Ucu açık taktikler savaşı

Siyasetin gündemiyle başlayalım. CHP’nin cumhurbaşkanı adayı kim olacak? Bu soru, sırf CHP’lileri değil, AKP’yi de yakından ilgilendiriyor. Erdoğan’ın mevcut anayasaya nazaran bir daha aday olamaması ülkeyi geriyor zira olmadık şeyler yaşanmaya başladı.
Bu noktada AKP’nin ucu açık taktiklerini sıralayalım. Anayasa değişikliği ya da erken seçim kararı için her türlü mümkünlük zorlanıyor. “Terörsüz Türkiye” söylemi, büsbütün bu gayeye yönelik. Yoksa şu an Türkiye aslında “terörsüz”.

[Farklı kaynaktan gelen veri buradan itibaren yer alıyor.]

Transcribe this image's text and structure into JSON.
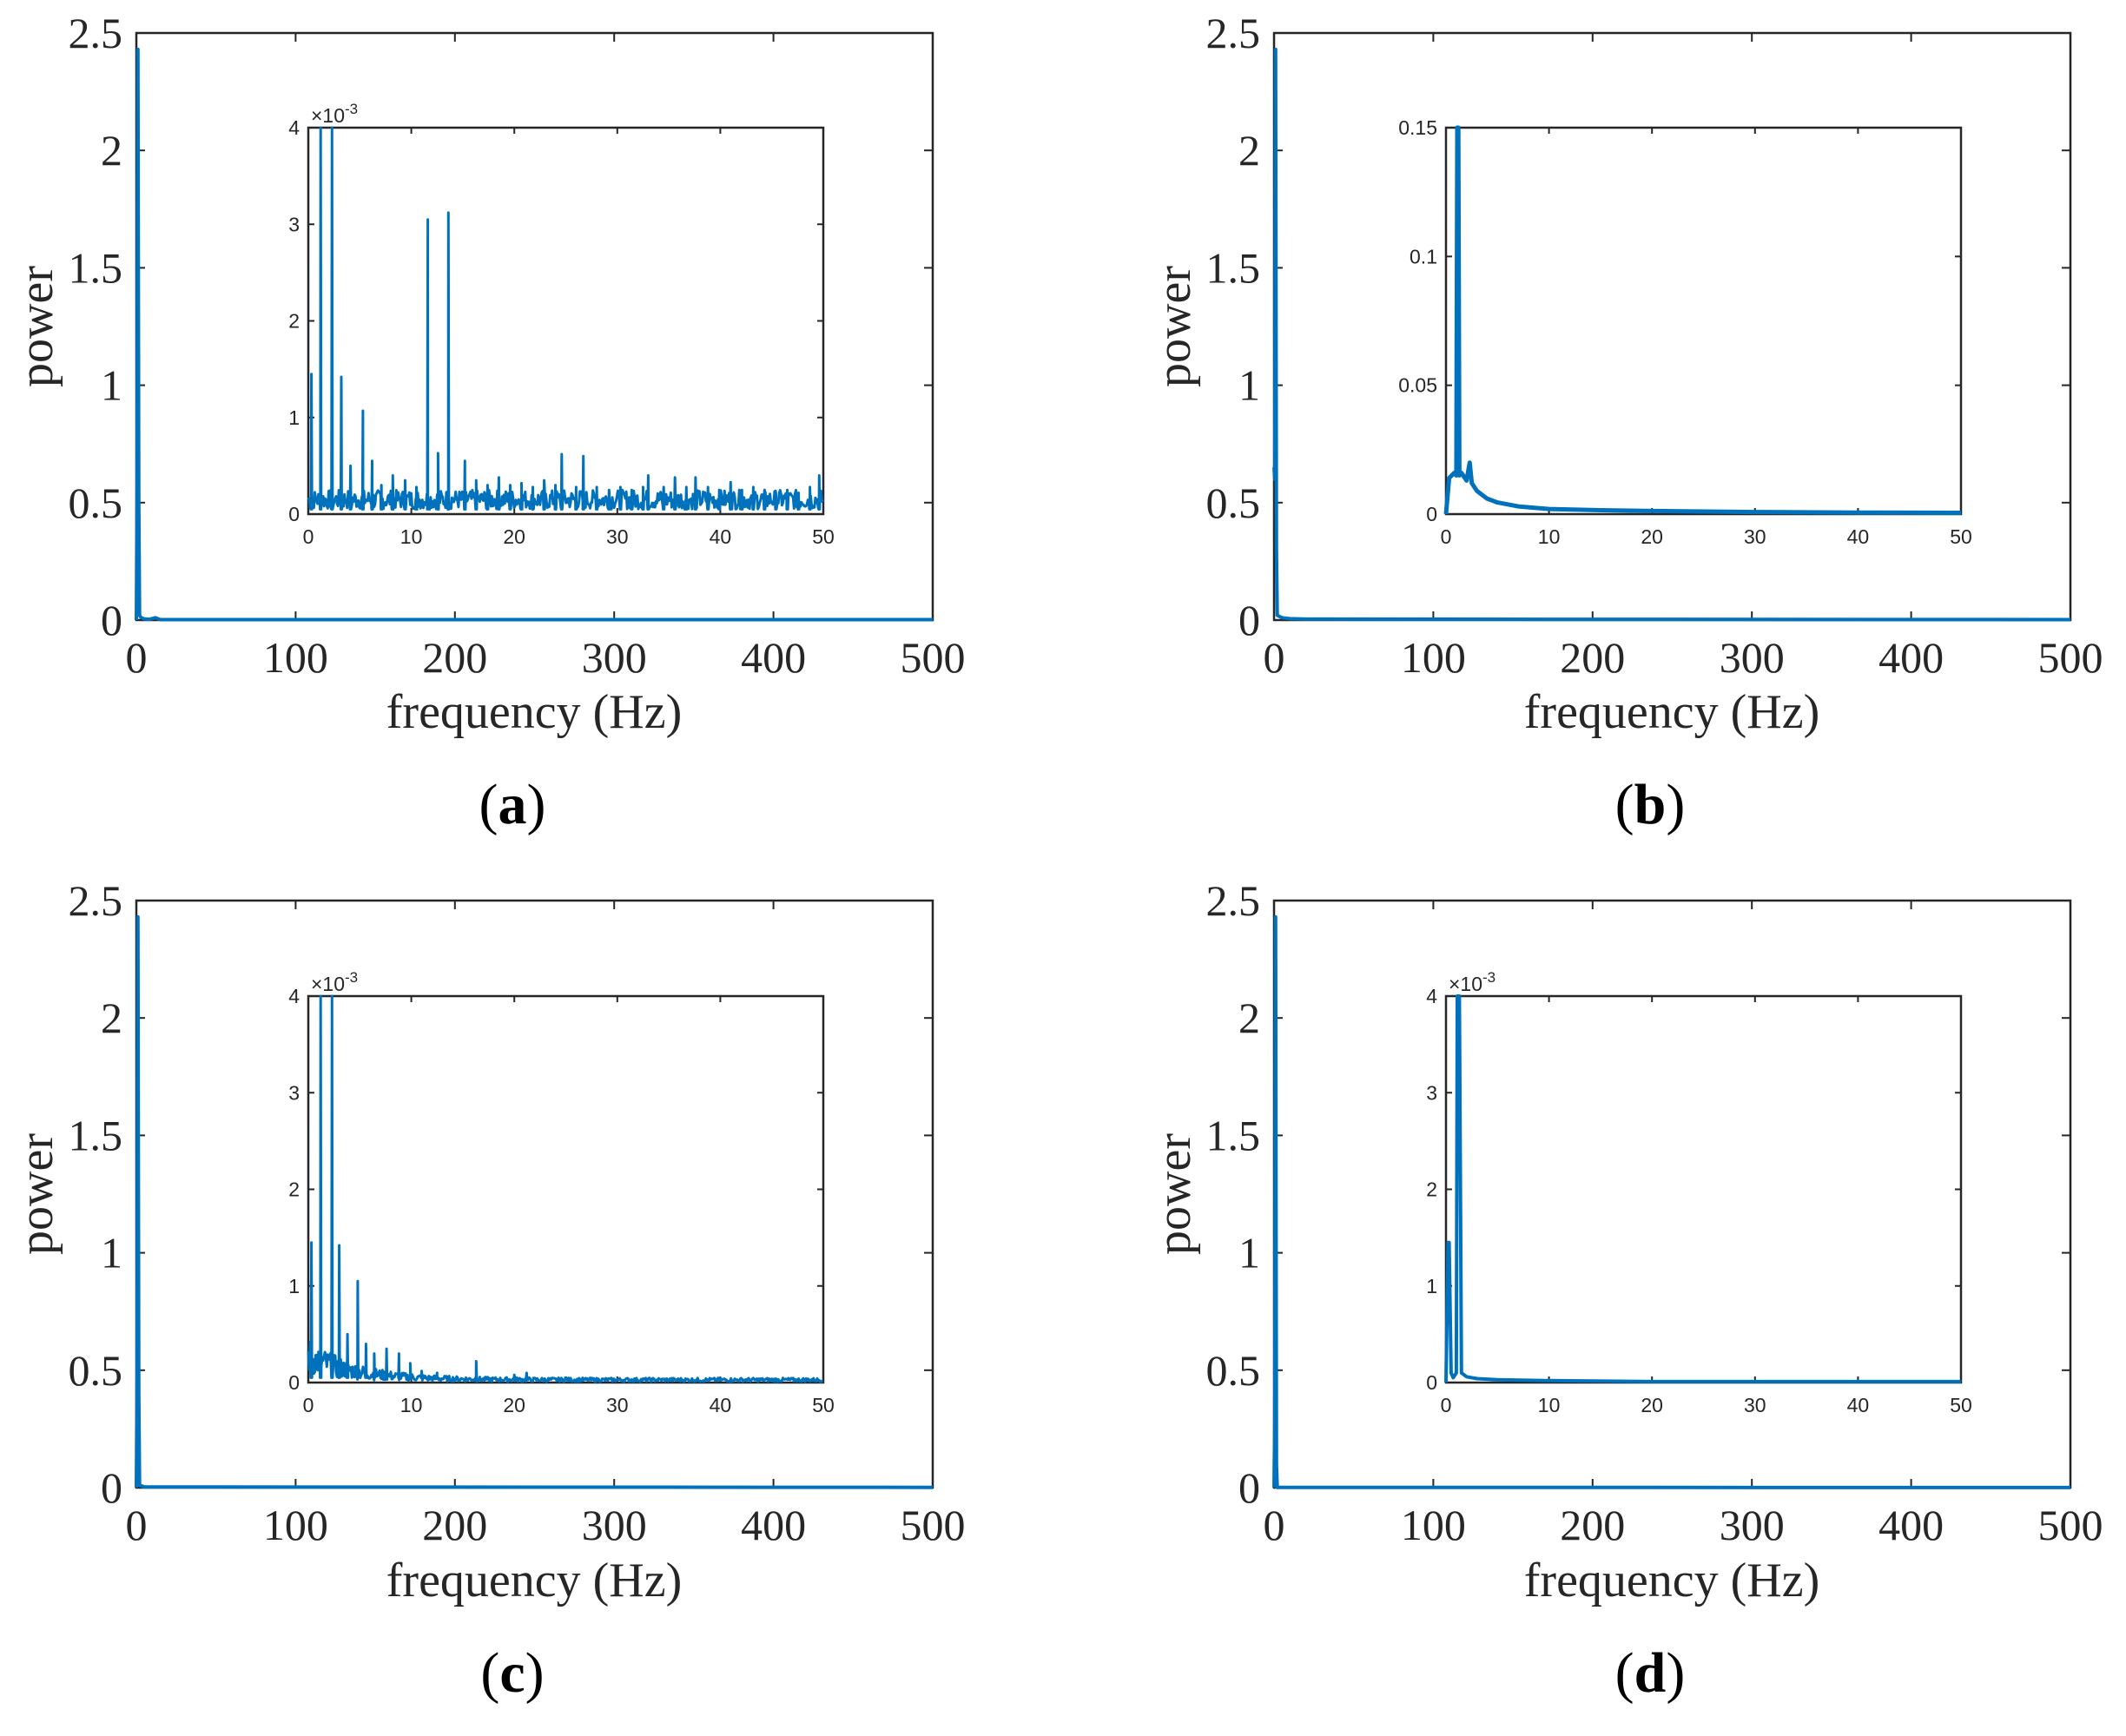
{
  "series_color": "#0072BD",
  "chart_data": [
    {
      "type": "line",
      "panel": "a",
      "xlabel": "frequency (Hz)",
      "ylabel": "power",
      "xlim": [
        0,
        500
      ],
      "ylim": [
        0,
        2.5
      ],
      "xticks": [
        "0",
        "100",
        "200",
        "300",
        "400",
        "500"
      ],
      "yticks": [
        "0",
        "0.5",
        "1",
        "1.5",
        "2",
        "2.5"
      ],
      "peak": {
        "x": 1,
        "y": 2.43
      },
      "x": [
        0,
        0.5,
        1,
        1.5,
        2,
        3,
        5,
        8,
        12,
        15,
        20,
        500
      ],
      "y": [
        0.0,
        0.6,
        2.43,
        0.5,
        0.02,
        0.01,
        0.005,
        0.003,
        0.01,
        0.002,
        0.002,
        0.002
      ],
      "inset": {
        "xlim": [
          0,
          50
        ],
        "ylim": [
          0,
          0.004
        ],
        "xticks": [
          "0",
          "10",
          "20",
          "30",
          "40",
          "50"
        ],
        "yticks": [
          "0",
          "1",
          "2",
          "3",
          "4"
        ],
        "exponent": "-3",
        "peaks": [
          {
            "x": 0.3,
            "y": 0.00145
          },
          {
            "x": 1.2,
            "y": 0.0045
          },
          {
            "x": 2.3,
            "y": 0.0045
          },
          {
            "x": 3.2,
            "y": 0.00142
          },
          {
            "x": 4.1,
            "y": 0.0005
          },
          {
            "x": 5.3,
            "y": 0.00107
          },
          {
            "x": 6.2,
            "y": 0.00055
          },
          {
            "x": 7.1,
            "y": 0.0003
          },
          {
            "x": 8.2,
            "y": 0.0004
          },
          {
            "x": 9.4,
            "y": 0.00035
          },
          {
            "x": 10.5,
            "y": 0.00028
          },
          {
            "x": 11.6,
            "y": 0.00305
          },
          {
            "x": 12.6,
            "y": 0.00063
          },
          {
            "x": 13.6,
            "y": 0.00312
          },
          {
            "x": 15.2,
            "y": 0.00055
          },
          {
            "x": 16.3,
            "y": 0.00035
          },
          {
            "x": 17.4,
            "y": 0.0003
          },
          {
            "x": 18.5,
            "y": 0.00038
          },
          {
            "x": 19.6,
            "y": 0.0003
          },
          {
            "x": 20.7,
            "y": 0.00032
          },
          {
            "x": 21.8,
            "y": 0.00028
          },
          {
            "x": 22.9,
            "y": 0.00035
          },
          {
            "x": 24.0,
            "y": 0.0003
          },
          {
            "x": 24.6,
            "y": 0.00062
          },
          {
            "x": 26.0,
            "y": 0.00028
          },
          {
            "x": 26.7,
            "y": 0.0006
          },
          {
            "x": 28.0,
            "y": 0.00028
          },
          {
            "x": 29.2,
            "y": 0.00025
          },
          {
            "x": 30.3,
            "y": 0.00028
          },
          {
            "x": 31.4,
            "y": 0.00025
          },
          {
            "x": 32.5,
            "y": 0.00028
          },
          {
            "x": 33.0,
            "y": 0.0004
          },
          {
            "x": 34.5,
            "y": 0.00028
          },
          {
            "x": 35.6,
            "y": 0.00038
          },
          {
            "x": 36.7,
            "y": 0.00028
          },
          {
            "x": 37.6,
            "y": 0.00038
          },
          {
            "x": 38.8,
            "y": 0.00028
          },
          {
            "x": 39.9,
            "y": 0.00025
          },
          {
            "x": 41.0,
            "y": 0.00033
          },
          {
            "x": 42.1,
            "y": 0.00025
          },
          {
            "x": 43.2,
            "y": 0.00028
          },
          {
            "x": 44.3,
            "y": 0.00025
          },
          {
            "x": 45.4,
            "y": 0.00022
          },
          {
            "x": 46.5,
            "y": 0.00025
          },
          {
            "x": 47.6,
            "y": 0.00022
          },
          {
            "x": 48.7,
            "y": 0.00028
          },
          {
            "x": 49.6,
            "y": 0.0004
          }
        ],
        "noise_level": 0.0002
      }
    },
    {
      "type": "line",
      "panel": "b",
      "xlabel": "frequency (Hz)",
      "ylabel": "power",
      "xlim": [
        0,
        500
      ],
      "ylim": [
        0,
        2.5
      ],
      "xticks": [
        "0",
        "100",
        "200",
        "300",
        "400",
        "500"
      ],
      "yticks": [
        "0",
        "0.5",
        "1",
        "1.5",
        "2",
        "2.5"
      ],
      "peak": {
        "x": 1,
        "y": 2.43
      },
      "x": [
        0,
        0.5,
        1,
        1.5,
        2,
        5,
        10,
        20,
        500
      ],
      "y": [
        0.65,
        0.6,
        2.43,
        0.3,
        0.02,
        0.01,
        0.006,
        0.004,
        0.002
      ],
      "inset": {
        "xlim": [
          0,
          50
        ],
        "ylim": [
          0,
          0.15
        ],
        "xticks": [
          "0",
          "10",
          "20",
          "30",
          "40",
          "50"
        ],
        "yticks": [
          "0",
          "0.05",
          "0.1",
          "0.15"
        ],
        "x": [
          0,
          0.3,
          0.8,
          1.0,
          1.1,
          1.2,
          1.3,
          1.5,
          2.0,
          2.3,
          2.5,
          3.0,
          4,
          5,
          7,
          10,
          15,
          20,
          30,
          40,
          50
        ],
        "y": [
          0.0,
          0.014,
          0.016,
          0.015,
          0.16,
          0.16,
          0.015,
          0.016,
          0.013,
          0.02,
          0.012,
          0.009,
          0.006,
          0.0045,
          0.003,
          0.002,
          0.0015,
          0.0012,
          0.0008,
          0.0006,
          0.0005
        ]
      }
    },
    {
      "type": "line",
      "panel": "c",
      "xlabel": "frequency (Hz)",
      "ylabel": "power",
      "xlim": [
        0,
        500
      ],
      "ylim": [
        0,
        2.5
      ],
      "xticks": [
        "0",
        "100",
        "200",
        "300",
        "400",
        "500"
      ],
      "yticks": [
        "0",
        "0.5",
        "1",
        "1.5",
        "2",
        "2.5"
      ],
      "peak": {
        "x": 1,
        "y": 2.43
      },
      "x": [
        0,
        0.5,
        1,
        1.5,
        2,
        5,
        500
      ],
      "y": [
        0.0,
        0.5,
        2.43,
        0.4,
        0.01,
        0.003,
        0.001
      ],
      "inset": {
        "xlim": [
          0,
          50
        ],
        "ylim": [
          0,
          0.004
        ],
        "xticks": [
          "0",
          "10",
          "20",
          "30",
          "40",
          "50"
        ],
        "yticks": [
          "0",
          "1",
          "2",
          "3",
          "4"
        ],
        "exponent": "-3",
        "peaks": [
          {
            "x": 0.3,
            "y": 0.00145
          },
          {
            "x": 1.2,
            "y": 0.0045
          },
          {
            "x": 2.3,
            "y": 0.0045
          },
          {
            "x": 3.0,
            "y": 0.00142
          },
          {
            "x": 3.8,
            "y": 0.0005
          },
          {
            "x": 4.8,
            "y": 0.00105
          },
          {
            "x": 5.6,
            "y": 0.0004
          },
          {
            "x": 6.4,
            "y": 0.0003
          },
          {
            "x": 7.6,
            "y": 0.00035
          },
          {
            "x": 8.8,
            "y": 0.0003
          },
          {
            "x": 9.9,
            "y": 0.0002
          },
          {
            "x": 11.0,
            "y": 0.00012
          },
          {
            "x": 12.5,
            "y": 0.0001
          },
          {
            "x": 16.3,
            "y": 0.00022
          },
          {
            "x": 20.0,
            "y": 8e-05
          },
          {
            "x": 21.2,
            "y": 0.0001
          },
          {
            "x": 25.0,
            "y": 5e-05
          }
        ],
        "noise_decay": true
      }
    },
    {
      "type": "line",
      "panel": "d",
      "xlabel": "frequency (Hz)",
      "ylabel": "power",
      "xlim": [
        0,
        500
      ],
      "ylim": [
        0,
        2.5
      ],
      "xticks": [
        "0",
        "100",
        "200",
        "300",
        "400",
        "500"
      ],
      "yticks": [
        "0",
        "0.5",
        "1",
        "1.5",
        "2",
        "2.5"
      ],
      "peak": {
        "x": 1,
        "y": 2.43
      },
      "x": [
        0,
        0.5,
        1,
        1.5,
        2,
        500
      ],
      "y": [
        0.0,
        0.3,
        2.43,
        0.1,
        0.001,
        0.0005
      ],
      "inset": {
        "xlim": [
          0,
          50
        ],
        "ylim": [
          0,
          0.004
        ],
        "xticks": [
          "0",
          "10",
          "20",
          "30",
          "40",
          "50"
        ],
        "yticks": [
          "0",
          "1",
          "2",
          "3",
          "4"
        ],
        "exponent": "-3",
        "x": [
          0,
          0.2,
          0.3,
          0.5,
          0.7,
          1.0,
          1.1,
          1.3,
          1.5,
          2,
          3,
          5,
          10,
          20,
          50
        ],
        "y": [
          0.0,
          0.00145,
          0.00145,
          0.0001,
          5e-05,
          0.0001,
          0.0045,
          0.0045,
          0.0001,
          6e-05,
          4e-05,
          3e-05,
          2e-05,
          1e-05,
          1e-05
        ]
      }
    }
  ],
  "panels": [
    {
      "label_open": "(",
      "label_letter": "a",
      "label_close": ")"
    },
    {
      "label_open": "(",
      "label_letter": "b",
      "label_close": ")"
    },
    {
      "label_open": "(",
      "label_letter": "c",
      "label_close": ")"
    },
    {
      "label_open": "(",
      "label_letter": "d",
      "label_close": ")"
    }
  ]
}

Diğer ucu açık taktikleri sıralamaya devam. İktisat. Hiç yeterli gitmiyor, yeniden ucu çok açık. Enflasyon son üç yıldır tek haneli gaye konmuş, yıl sonlarında katlanmış.
Dış siyaset. Denetim büyük oranda dış aktörlerde. Türkiye artık Batı basınında sadece facialarla haber oluyor. Filistin üzerinden Türkiye Trump’la nereye kadar gerilir? Bu soruya net cevap verebilen beri gelsin. Kaza riski çok yüksek. Bunların hepsinin AKP’nin yeni devir yazgısının belirlenmesinde tesirli olacak.
Yetmiyor, iktidar çoktan seçmeli ucu açık taktiklerle CHP’ye yükleniyor. İmamoğlu’na “ahmak” davası, belediyelere SGK prim zorlaması, kayyum atamaları. Amaç aktör olarak İmamoğlu seçilmiş durumda. Şimdilik her ucu açık taktiğin sonu İmamoğlu’na çıkacak biçimde kurgulanıyor. “Turbun büyüğü” falan… Dün açılan kurultay soruşturmasının hedefi hem parti hem de İmamoğlu’dur, şaşırmayın.
Bunların karşısında CHP de iktidar ile uğraşında taktiklerinin ucunu açtı. İmamoğlu’nu “kirletmeye” yönelik teşebbüsleri etkisiz kılacak taktikler. Erken seçim isteyen CHP, adayını da erken belirleyeceğini duyurunca iktidarın hesapları güya biraz bozuldu. Zira artık hücumlar İstanbul Büyükşehir Belediye Başkanı İmamoğlu’na değil, CHP’nin cumhurbaşkanı adayı İmamoğlu’na yapılmış olacak. Yavaş’ın katılmayacağını açıkladığı önseçimden İmamoğlu’nun çıkması ve güçlü bir karşılık verilmiş olmasına rağmen bu taktiğin ucu kapanmıyor. Her an farklı bir aktör, farklı bir mecburilik gündeme gelebilir.
‘İMAMOĞLU’NDAN KURTULMAK’
Gelelim AKP kulislerine. Dertli bir durum var. Bütün siyasetin “İmamoğlu’ndan kurtulmaya odaklanmasının geri tepme riskinin yüksek olduğunu” düşünenler var. İmamoğlu’nu maksat alan her teşebbüs “CHP’ye gereksiz yere yüklenildiği” algısını güçlendirebilir. İktidar bunun farkına vardı ya da her an varabilir. Lakin, bir deva kalmazsa İmamoğlu’na “hukuki” bir siyasi yasak her şeye rağmen iktidar kulislerinde güçlü mümkünlük olarak lisana getiriliyor. Bu türlü bir yasak CHP’nin taktiğinin yeni bir açılım üretmesine gidebilir. Bu açılım da daha güçlü bir olasılıkla CHP iktidarını gündeme getirebilir.
Kıvrak hareketleri kapsayacak halde kurgulanmış CHP taktiğinin, iktidar bileşenlerini huzursuz ettiği ortada. İspat mı? Kurultaya açılan soruşturma. Heybeye büyük, küçük turp doldurmanın manası kalmayabilir. Zira iktisat tat vermiyor.